Menschenbilder, Erziehungsziele, Pädagogische Prinzipien, gemeindepädagogische Überlegungen

Autor:

Armin Mauerhofer, Dozent für Pädagogik und Katechetik an der Staatsunabhängigen Theologischen Hochschule in Basel, hegt die Hoffnung, dass die evangelikale Bewegung unserer Tage ähnlich entscheidende Akzente auf dem Gebiet der Pädagogik setzen kann wie seinerzeit die Reformation, der Pietismus und die Erweckungsbewegung. Um diesem Ziel einen Schritt näher zu kommen, hat er das vorliegende Kompendium verfasst.

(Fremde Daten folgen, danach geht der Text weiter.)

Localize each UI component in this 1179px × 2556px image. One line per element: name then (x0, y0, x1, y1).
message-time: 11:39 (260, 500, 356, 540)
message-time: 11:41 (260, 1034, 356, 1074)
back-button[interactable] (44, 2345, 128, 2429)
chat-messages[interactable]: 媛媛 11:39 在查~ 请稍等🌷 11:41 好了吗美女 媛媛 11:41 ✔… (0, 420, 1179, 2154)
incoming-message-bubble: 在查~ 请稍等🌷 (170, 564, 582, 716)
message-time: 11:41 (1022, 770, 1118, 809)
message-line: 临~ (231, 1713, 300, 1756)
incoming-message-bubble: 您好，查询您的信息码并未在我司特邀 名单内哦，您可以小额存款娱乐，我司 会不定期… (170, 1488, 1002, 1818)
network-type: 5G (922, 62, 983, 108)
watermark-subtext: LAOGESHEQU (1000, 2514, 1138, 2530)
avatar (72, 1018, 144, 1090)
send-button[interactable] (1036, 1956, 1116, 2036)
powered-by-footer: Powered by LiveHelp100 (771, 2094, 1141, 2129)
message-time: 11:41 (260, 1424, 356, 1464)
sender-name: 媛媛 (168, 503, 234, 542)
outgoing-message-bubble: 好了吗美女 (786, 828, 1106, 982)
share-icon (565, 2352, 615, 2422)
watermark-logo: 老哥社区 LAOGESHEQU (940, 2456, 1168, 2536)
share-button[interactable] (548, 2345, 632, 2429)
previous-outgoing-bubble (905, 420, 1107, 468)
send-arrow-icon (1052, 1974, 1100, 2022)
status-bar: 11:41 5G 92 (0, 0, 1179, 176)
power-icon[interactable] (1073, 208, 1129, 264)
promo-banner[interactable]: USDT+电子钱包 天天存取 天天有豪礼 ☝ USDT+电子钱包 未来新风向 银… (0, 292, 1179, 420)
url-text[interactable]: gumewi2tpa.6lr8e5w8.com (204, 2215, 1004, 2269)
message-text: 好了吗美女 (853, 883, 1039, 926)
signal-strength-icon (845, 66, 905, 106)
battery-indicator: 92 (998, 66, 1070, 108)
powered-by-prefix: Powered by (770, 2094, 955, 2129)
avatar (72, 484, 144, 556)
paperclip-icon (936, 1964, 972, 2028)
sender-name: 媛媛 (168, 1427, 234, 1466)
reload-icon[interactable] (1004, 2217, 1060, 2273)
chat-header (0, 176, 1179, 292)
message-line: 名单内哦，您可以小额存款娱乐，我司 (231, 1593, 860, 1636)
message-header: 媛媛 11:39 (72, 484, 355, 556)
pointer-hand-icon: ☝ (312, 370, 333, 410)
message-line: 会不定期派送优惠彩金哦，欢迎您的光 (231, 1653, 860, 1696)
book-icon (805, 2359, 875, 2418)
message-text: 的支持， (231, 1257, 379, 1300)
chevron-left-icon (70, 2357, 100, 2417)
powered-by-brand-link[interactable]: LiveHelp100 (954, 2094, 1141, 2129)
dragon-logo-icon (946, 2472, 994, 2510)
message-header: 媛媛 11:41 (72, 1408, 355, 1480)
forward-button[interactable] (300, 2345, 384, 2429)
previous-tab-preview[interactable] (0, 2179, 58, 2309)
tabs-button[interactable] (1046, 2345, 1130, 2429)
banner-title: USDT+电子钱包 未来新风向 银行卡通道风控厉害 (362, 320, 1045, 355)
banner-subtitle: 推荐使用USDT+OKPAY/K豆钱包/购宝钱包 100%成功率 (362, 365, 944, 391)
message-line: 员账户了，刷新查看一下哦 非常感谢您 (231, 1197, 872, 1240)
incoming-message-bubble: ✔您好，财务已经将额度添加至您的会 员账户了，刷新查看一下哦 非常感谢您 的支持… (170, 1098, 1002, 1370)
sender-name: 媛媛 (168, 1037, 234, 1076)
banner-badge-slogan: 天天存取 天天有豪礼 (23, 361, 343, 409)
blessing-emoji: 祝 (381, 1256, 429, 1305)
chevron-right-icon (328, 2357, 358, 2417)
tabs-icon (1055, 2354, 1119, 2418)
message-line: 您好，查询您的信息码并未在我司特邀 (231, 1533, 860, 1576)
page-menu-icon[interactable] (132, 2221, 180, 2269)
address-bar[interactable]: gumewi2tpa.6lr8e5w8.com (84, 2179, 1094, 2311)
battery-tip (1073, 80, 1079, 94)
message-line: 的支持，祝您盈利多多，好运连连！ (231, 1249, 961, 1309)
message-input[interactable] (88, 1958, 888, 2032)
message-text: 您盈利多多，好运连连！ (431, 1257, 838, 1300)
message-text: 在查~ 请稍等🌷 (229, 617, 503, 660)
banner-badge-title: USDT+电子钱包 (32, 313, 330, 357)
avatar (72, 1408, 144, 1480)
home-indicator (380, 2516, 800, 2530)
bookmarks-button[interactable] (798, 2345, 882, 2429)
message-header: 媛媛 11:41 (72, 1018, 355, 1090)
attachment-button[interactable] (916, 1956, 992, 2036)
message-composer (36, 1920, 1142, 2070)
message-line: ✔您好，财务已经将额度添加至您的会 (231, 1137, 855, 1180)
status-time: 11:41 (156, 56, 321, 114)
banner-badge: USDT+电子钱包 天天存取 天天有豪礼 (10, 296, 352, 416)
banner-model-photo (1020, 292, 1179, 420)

Nach einem Einleitungskapitel, in dem der Autor einen sehr kurzen Abriss der Geschichte der allgemeinen Pädagogik sowie der Religionspädagogik gibt, und die Inspiration der Heiligen Schrift als Grundlage seines Ansatzes ausführlich erläutert, nennt er die Ziele, die eine Pädagogik nach biblischen Prinzipien seiner Meinung nach anstreben muss:
1. "Die Hinführung des Kindes zu seinem Retter Jesus Christus."
2. "Die Förderung des Umgestaltungs-Prozesses ins Bild Jesu."
. "Das Kind in die Gemeinde zu führen."

Da die Bibel keine explizite Pädagogik lehrt, kann es nur eine "Pädagogik nach biblischen Grundsätzen" geben. Grundlage für die Lernfähigkeit und Bildsamkeit des Menschen ist seine Gottesebenbildlichkeit. Zum ersten (und allen anderen übergeordneten) pädagogischen Ziel führt der Autor Mk. 10,13-16 als biblische Begründung an. Weitere biblische Belege werden nicht erwähnt. Obwohl die Bekehrung eines Menschen letztendlich Gottes Werk ist, besteht die Verantwortung der Erziehenden darin, dem Kind ein Leben mit Jesus vorzuleben und es mit den Aussagen der Bibel vertraut zu machen.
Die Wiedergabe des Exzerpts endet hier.